在木植沉思的時候,坐在沙發上的吳天說話了:“警官,你還在為這種無聊的金錢搏殺而頭疼嗎?”
木植奇怪地看著這個人。
吳天攤了攤手說:“依我看肯定是那個胖子(指李弘閣)為了清的‘月之海’殺人奪寶。”
李弘閣氣紅了臉叫道:“你說什麽?”
吳天就象沒聽見一樣繼續說:“要不就是那位木小姐,警官的同姓,定然是她做的設計被清批判一番,然後胡亂修改後被廉價利用,這讓木小姐懷恨在心。”
木陽站在窗邊看著遠方淡淡地說:“吳先生的想象力真豐富。”
因為吳天對他視而不見李弘閣幾乎氣炸了,大叫到:“你這個瘋子,吃軟飯的窮鬼,誰都知道你坐在這是為了什麽。說不定你是張清遺產的受益人,所以把她給殺了。況且這麽變態的手法,除了你誰能想得出來?”
吳天竟然笑了笑,說:“清生前的確是把我指定為遺產的受益人之一,您也知道清公司的規模,說不定我現在比您還有錢呢,哈哈哈。”說完他大笑了起來,在死者家裡說這種話,連木植都忍不住想扇他一個大嘴巴。
管家鄭光明打岔說:“警官,找書苑 www.zhaoshuyuan.com 您知道那個傳說嗎……”
木植盯著他說:“何億對我說過。”
管家有些結巴,“所以……所以……我覺得……”
木植擺了擺手打斷了他:“鄭先生,這件事現在由警方來考慮。你只需要回憶一下,還有什麽可以提供給我們的線索就可以。”

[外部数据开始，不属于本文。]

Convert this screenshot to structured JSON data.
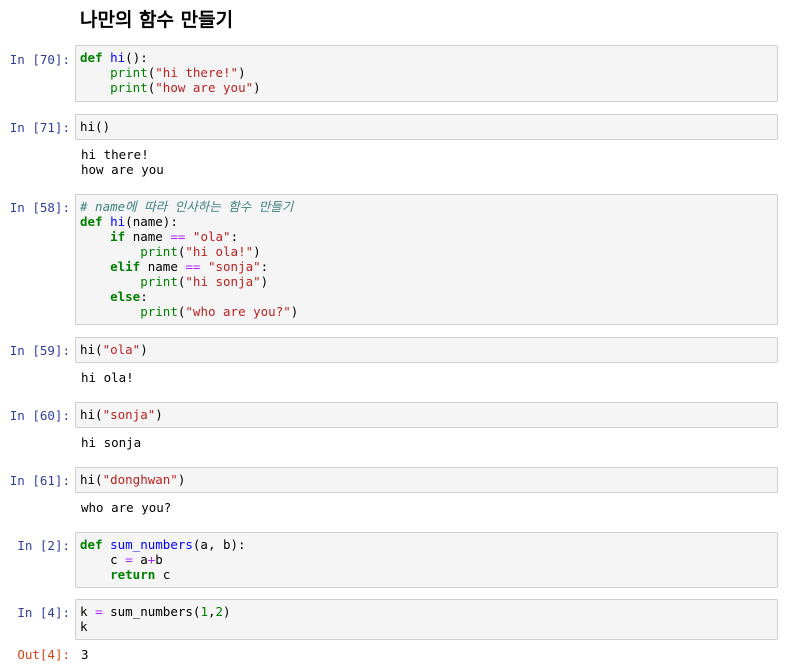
{
  "heading": "나만의 함수 만들기",
  "cells": [
    {
      "prompt": "In [70]:",
      "lines": [
        [
          [
            "kw",
            "def"
          ],
          [
            "t",
            " "
          ],
          [
            "fn",
            "hi"
          ],
          [
            "t",
            "():"
          ]
        ],
        [
          [
            "t",
            "    "
          ],
          [
            "bi",
            "print"
          ],
          [
            "t",
            "("
          ],
          [
            "str",
            "\"hi there!\""
          ],
          [
            "t",
            ")"
          ]
        ],
        [
          [
            "t",
            "    "
          ],
          [
            "bi",
            "print"
          ],
          [
            "t",
            "("
          ],
          [
            "str",
            "\"how are you\""
          ],
          [
            "t",
            ")"
          ]
        ]
      ]
    },
    {
      "prompt": "In [71]:",
      "lines": [
        [
          [
            "t",
            "hi()"
          ]
        ]
      ],
      "output": "hi there!\nhow are you"
    },
    {
      "prompt": "In [58]:",
      "lines": [
        [
          [
            "cm",
            "# name에 따라 인사하는 함수 만들기"
          ]
        ],
        [
          [
            "kw",
            "def"
          ],
          [
            "t",
            " "
          ],
          [
            "fn",
            "hi"
          ],
          [
            "t",
            "(name):"
          ]
        ],
        [
          [
            "t",
            "    "
          ],
          [
            "kw",
            "if"
          ],
          [
            "t",
            " name "
          ],
          [
            "op",
            "=="
          ],
          [
            "t",
            " "
          ],
          [
            "str",
            "\"ola\""
          ],
          [
            "t",
            ":"
          ]
        ],
        [
          [
            "t",
            "        "
          ],
          [
            "bi",
            "print"
          ],
          [
            "t",
            "("
          ],
          [
            "str",
            "\"hi ola!\""
          ],
          [
            "t",
            ")"
          ]
        ],
        [
          [
            "t",
            "    "
          ],
          [
            "kw",
            "elif"
          ],
          [
            "t",
            " name "
          ],
          [
            "op",
            "=="
          ],
          [
            "t",
            " "
          ],
          [
            "str",
            "\"sonja\""
          ],
          [
            "t",
            ":"
          ]
        ],
        [
          [
            "t",
            "        "
          ],
          [
            "bi",
            "print"
          ],
          [
            "t",
            "("
          ],
          [
            "str",
            "\"hi sonja\""
          ],
          [
            "t",
            ")"
          ]
        ],
        [
          [
            "t",
            "    "
          ],
          [
            "kw",
            "else"
          ],
          [
            "t",
            ":"
          ]
        ],
        [
          [
            "t",
            "        "
          ],
          [
            "bi",
            "print"
          ],
          [
            "t",
            "("
          ],
          [
            "str",
            "\"who are you?\""
          ],
          [
            "t",
            ")"
          ]
        ]
      ]
    },
    {
      "prompt": "In [59]:",
      "lines": [
        [
          [
            "t",
            "hi("
          ],
          [
            "str",
            "\"ola\""
          ],
          [
            "t",
            ")"
          ]
        ]
      ],
      "output": "hi ola!"
    },
    {
      "prompt": "In [60]:",
      "lines": [
        [
          [
            "t",
            "hi("
          ],
          [
            "str",
            "\"sonja\""
          ],
          [
            "t",
            ")"
          ]
        ]
      ],
      "output": "hi sonja"
    },
    {
      "prompt": "In [61]:",
      "lines": [
        [
          [
            "t",
            "hi("
          ],
          [
            "str",
            "\"donghwan\""
          ],
          [
            "t",
            ")"
          ]
        ]
      ],
      "output": "who are you?"
    },
    {
      "prompt": "In [2]:",
      "lines": [
        [
          [
            "kw",
            "def"
          ],
          [
            "t",
            " "
          ],
          [
            "fn",
            "sum_numbers"
          ],
          [
            "t",
            "(a, b):"
          ]
        ],
        [
          [
            "t",
            "    c "
          ],
          [
            "op",
            "="
          ],
          [
            "t",
            " a"
          ],
          [
            "op",
            "+"
          ],
          [
            "t",
            "b"
          ]
        ],
        [
          [
            "t",
            "    "
          ],
          [
            "kw",
            "return"
          ],
          [
            "t",
            " c"
          ]
        ]
      ]
    },
    {
      "prompt": "In [4]:",
      "lines": [
        [
          [
            "t",
            "k "
          ],
          [
            "op",
            "="
          ],
          [
            "t",
            " sum_numbers("
          ],
          [
            "num",
            "1"
          ],
          [
            "t",
            ","
          ],
          [
            "num",
            "2"
          ],
          [
            "t",
            ")"
          ]
        ],
        [
          [
            "t",
            "k"
          ]
        ]
      ],
      "out_prompt": "Out[4]:",
      "output": "3"
    }
  ],
  "colors": {
    "prompt_in": "#303f9f",
    "prompt_out": "#d84315",
    "cell_bg": "#f5f5f5",
    "cell_border": "#cfcfcf"
  }
}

不論年齡還是威嚴鄭光明都處在下風,他連忙點頭表示不在多說。
話是這麽說,可木植沒有頭緒,現場很乾淨,沒有任何入侵的證據,不像是外人作案。這些人中唯一稍有可能的是外出合總閘的木陽,但他剛才也調查了外面的電源總閘確實有人合過。他實在不明白凶手在黑夜中無聲殺人的方法是什麽,凶手又是怎樣把屍體綁在十字架上的。只有一點,木植無論如何也不相信風神殺人這種荒謬事情。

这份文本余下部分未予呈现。